Mr. Powell wrote that he noted the scarcity of consumer complaints related to concerns voiced in the NAIC big data task force. He said he collected complaint data from the NAIC’s Consumer Information Source website for 2015 in three categories: number of complaints by coverage type, reasons why complaints were submitted, and final decisions regarding complaints.

“You would think that if this was a problem that required a large, new regulatory apparatus you would see people speaking out about it and that’s just not the case,” Mr. Powell said. “The complaints and problems that do show up in the insurance industry are few and far between.”

Among other things, Mr. Powell said big data applications offer insurance companies an opportunity to make pricing more accurate, improve customer satisfaction, improve efficiency, and identify and reduce insurance fraud. big data can also improve the online customer experience, he said, and to create new insurance products to meet consumer demands.

“The most intuitive role for big data in insurance operations is to more accurately match premiums and losses through pricing and underwriting,” Mr. Powell wrote. 
 
Telematics is an early example of big data in insurance pricing, Mr. Powell said, where devices collect real-time data about the driving behavior of policyholders and record such variables as mileage driven, speed, time, location, braking, cornering and lane changes.
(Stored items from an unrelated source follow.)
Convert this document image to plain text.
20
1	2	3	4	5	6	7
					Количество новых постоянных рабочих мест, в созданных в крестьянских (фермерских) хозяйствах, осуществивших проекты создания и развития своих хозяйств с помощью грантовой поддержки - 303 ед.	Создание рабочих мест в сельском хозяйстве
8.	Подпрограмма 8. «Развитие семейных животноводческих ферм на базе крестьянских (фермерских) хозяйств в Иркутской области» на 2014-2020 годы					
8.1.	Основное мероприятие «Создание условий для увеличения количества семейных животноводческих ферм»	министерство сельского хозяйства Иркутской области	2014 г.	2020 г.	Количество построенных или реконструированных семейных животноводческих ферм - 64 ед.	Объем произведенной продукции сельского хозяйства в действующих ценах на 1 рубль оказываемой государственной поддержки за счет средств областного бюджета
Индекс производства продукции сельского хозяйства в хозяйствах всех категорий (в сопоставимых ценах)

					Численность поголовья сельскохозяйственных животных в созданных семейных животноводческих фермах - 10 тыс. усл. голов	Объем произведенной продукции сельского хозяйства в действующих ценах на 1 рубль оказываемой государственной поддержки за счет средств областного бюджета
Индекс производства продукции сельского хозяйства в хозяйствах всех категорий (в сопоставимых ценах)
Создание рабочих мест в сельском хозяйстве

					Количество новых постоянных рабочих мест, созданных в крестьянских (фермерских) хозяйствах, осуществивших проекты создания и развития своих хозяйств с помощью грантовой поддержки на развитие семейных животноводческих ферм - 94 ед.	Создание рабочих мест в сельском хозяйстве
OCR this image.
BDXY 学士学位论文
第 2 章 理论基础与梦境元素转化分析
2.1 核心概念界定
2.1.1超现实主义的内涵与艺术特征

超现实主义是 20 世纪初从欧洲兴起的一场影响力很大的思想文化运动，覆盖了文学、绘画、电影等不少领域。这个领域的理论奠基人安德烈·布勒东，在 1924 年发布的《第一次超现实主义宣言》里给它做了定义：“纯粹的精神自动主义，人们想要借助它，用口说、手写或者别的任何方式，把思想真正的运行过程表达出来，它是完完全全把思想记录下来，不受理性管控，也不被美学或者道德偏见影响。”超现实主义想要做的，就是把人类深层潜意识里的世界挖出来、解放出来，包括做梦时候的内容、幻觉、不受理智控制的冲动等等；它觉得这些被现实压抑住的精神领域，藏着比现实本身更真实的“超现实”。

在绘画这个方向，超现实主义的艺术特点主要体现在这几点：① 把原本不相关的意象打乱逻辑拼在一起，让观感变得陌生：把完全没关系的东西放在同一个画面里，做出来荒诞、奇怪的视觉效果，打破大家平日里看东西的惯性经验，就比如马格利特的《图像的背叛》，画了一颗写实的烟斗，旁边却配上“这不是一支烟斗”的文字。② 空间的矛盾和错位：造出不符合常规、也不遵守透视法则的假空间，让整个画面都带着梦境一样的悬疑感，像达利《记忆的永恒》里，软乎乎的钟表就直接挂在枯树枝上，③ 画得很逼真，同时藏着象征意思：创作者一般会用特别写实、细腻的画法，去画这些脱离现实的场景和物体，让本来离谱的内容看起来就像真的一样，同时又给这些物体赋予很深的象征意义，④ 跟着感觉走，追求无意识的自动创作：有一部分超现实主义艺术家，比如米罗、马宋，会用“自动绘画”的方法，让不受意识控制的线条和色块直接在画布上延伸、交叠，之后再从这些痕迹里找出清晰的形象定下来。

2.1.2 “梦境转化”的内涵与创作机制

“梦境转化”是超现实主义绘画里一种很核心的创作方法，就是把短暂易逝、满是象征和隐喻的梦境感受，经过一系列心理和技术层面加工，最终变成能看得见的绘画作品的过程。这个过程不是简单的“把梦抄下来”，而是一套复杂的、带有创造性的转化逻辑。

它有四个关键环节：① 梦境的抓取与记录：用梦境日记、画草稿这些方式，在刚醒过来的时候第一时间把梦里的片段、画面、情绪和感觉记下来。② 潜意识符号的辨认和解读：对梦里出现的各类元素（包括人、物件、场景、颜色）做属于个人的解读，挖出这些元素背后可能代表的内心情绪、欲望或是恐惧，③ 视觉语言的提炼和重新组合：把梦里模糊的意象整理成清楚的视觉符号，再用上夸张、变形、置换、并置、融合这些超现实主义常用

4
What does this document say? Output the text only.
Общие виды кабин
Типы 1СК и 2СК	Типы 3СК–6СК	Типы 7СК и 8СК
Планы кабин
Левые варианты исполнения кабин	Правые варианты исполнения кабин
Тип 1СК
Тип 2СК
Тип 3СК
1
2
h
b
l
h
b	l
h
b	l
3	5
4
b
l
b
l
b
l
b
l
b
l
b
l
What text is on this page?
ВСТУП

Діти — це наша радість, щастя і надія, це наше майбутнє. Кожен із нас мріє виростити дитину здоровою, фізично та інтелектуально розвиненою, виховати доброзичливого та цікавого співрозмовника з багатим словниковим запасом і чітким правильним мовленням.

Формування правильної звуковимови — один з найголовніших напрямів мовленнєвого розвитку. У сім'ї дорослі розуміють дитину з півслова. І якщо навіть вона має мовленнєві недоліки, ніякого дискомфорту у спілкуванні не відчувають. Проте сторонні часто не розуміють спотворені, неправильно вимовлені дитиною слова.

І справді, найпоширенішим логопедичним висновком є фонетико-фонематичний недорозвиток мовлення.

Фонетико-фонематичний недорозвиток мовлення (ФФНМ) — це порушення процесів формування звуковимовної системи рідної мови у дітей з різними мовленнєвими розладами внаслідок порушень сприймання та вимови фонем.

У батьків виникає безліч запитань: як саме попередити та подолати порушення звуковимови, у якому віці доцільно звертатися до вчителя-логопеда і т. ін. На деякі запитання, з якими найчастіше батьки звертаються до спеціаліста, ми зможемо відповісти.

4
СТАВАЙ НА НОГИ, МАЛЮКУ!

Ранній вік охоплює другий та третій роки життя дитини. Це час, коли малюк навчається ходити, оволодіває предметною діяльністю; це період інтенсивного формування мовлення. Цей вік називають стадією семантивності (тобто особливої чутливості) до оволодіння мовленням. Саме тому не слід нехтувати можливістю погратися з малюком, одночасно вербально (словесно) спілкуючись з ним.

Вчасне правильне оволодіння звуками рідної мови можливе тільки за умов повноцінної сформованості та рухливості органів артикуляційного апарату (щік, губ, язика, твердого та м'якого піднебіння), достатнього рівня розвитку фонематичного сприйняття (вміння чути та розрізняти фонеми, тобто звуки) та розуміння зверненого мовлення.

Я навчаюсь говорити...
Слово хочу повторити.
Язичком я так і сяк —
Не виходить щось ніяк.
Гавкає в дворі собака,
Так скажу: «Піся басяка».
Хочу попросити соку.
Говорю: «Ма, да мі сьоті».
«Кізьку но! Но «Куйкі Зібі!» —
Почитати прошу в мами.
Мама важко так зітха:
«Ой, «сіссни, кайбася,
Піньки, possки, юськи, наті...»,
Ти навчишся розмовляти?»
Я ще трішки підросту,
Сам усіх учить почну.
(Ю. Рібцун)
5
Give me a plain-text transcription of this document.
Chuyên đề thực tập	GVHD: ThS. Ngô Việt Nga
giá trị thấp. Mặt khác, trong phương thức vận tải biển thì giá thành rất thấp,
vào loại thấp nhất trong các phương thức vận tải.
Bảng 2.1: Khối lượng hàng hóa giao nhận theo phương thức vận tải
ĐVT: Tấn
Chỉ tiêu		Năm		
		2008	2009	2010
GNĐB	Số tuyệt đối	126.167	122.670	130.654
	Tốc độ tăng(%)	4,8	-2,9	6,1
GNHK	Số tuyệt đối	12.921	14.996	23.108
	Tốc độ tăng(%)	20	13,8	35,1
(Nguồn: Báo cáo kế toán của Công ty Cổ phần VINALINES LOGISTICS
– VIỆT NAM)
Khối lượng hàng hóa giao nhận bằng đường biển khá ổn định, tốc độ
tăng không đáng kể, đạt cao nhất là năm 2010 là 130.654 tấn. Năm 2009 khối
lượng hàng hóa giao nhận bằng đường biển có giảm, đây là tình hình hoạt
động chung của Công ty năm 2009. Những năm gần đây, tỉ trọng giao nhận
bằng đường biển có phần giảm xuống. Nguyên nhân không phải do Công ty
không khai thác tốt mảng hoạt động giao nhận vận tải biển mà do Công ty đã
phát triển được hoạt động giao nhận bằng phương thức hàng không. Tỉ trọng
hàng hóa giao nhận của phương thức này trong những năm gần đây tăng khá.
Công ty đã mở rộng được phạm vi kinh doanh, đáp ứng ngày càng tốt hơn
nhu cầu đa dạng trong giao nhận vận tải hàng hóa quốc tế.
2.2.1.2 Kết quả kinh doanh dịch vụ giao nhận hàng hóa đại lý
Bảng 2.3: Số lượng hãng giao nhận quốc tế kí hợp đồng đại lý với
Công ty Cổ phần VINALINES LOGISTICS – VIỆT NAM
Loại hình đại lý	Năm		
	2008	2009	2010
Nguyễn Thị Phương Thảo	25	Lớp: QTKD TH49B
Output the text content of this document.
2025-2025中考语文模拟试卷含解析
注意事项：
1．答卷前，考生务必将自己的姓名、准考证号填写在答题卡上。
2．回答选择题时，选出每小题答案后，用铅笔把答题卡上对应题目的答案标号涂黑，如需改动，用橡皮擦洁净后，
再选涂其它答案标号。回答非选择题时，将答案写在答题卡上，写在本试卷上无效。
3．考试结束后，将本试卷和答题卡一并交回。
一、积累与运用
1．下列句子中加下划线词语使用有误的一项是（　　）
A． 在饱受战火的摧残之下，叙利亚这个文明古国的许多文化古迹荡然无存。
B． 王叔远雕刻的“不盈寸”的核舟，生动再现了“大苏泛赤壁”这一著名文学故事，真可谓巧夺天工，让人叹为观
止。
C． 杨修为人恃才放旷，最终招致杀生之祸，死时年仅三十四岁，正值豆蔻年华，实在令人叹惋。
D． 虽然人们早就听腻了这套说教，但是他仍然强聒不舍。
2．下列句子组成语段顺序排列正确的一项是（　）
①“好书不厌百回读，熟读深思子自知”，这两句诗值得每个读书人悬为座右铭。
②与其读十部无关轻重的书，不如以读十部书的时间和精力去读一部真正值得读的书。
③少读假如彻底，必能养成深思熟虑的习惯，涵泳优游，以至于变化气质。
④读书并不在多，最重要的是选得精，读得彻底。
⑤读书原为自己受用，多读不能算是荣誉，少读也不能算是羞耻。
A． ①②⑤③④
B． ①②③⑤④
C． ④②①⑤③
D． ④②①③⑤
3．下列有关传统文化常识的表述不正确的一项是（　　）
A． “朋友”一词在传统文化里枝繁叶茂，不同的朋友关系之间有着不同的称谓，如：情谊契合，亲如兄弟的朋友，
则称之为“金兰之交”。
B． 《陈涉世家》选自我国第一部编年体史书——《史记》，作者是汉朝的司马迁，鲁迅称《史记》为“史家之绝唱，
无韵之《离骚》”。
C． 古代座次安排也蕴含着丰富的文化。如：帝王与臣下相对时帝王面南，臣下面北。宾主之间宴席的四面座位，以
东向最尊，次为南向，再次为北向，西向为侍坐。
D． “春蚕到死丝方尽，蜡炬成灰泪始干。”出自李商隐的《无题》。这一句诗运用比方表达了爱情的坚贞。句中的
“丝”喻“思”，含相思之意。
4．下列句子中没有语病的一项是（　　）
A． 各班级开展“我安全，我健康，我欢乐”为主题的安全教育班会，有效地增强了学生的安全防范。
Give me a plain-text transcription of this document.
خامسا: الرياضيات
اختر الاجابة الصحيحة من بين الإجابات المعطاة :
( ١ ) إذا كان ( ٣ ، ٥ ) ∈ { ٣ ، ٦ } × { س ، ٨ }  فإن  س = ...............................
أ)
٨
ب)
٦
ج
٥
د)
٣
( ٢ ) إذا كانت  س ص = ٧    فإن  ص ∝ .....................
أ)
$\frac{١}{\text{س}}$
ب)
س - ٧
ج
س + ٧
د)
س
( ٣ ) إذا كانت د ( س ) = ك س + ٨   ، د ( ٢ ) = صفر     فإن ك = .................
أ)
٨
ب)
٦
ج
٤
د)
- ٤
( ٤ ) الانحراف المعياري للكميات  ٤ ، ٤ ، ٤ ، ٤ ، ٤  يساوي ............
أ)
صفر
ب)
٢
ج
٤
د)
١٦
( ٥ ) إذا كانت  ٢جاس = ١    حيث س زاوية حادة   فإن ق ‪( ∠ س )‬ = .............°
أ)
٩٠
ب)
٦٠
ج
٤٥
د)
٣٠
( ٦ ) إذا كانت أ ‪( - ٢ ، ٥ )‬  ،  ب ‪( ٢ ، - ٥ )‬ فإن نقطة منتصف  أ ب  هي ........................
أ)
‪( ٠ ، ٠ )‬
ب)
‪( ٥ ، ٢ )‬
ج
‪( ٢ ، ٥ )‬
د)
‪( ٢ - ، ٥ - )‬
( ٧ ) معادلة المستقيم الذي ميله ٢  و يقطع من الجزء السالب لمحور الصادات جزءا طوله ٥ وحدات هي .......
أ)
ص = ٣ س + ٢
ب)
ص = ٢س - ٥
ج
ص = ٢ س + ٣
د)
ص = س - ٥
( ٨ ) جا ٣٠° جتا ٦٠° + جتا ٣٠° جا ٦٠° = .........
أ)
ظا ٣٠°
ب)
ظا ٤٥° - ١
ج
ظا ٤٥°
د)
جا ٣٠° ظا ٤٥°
A driver’s premium can be tailored through the use of this information for a pay-how-you-drive plan.

“In many cases, these devices provide immediate feedback to drivers on their driving behavior,” the report said. “By providing feedback, or even just the knowledge that the insurer is monitoring the driver, automobile crashes, and attendant injuries and fatalities are sure to decline.”

The report said that using data from telematics devices, insurers can charge prices that reflect risk of automobile crashes much more accurately than by using historical loss and demographic data. 

“This type of application has the additional benefit to society of decreasing frequency and severity of losses,” the report said.

Ken Wright, head of broker development for Axa S.A., said in an email that “big data “can make sense of patterns.” 

“It can help insurers understand what issues individual customers face time and time again so that we can better educate, mitigate and protect,” he wrote.

In order to simply to maximize the data, Mr. Wright said, “you need to invest in new technology and people — data is their oxygen.”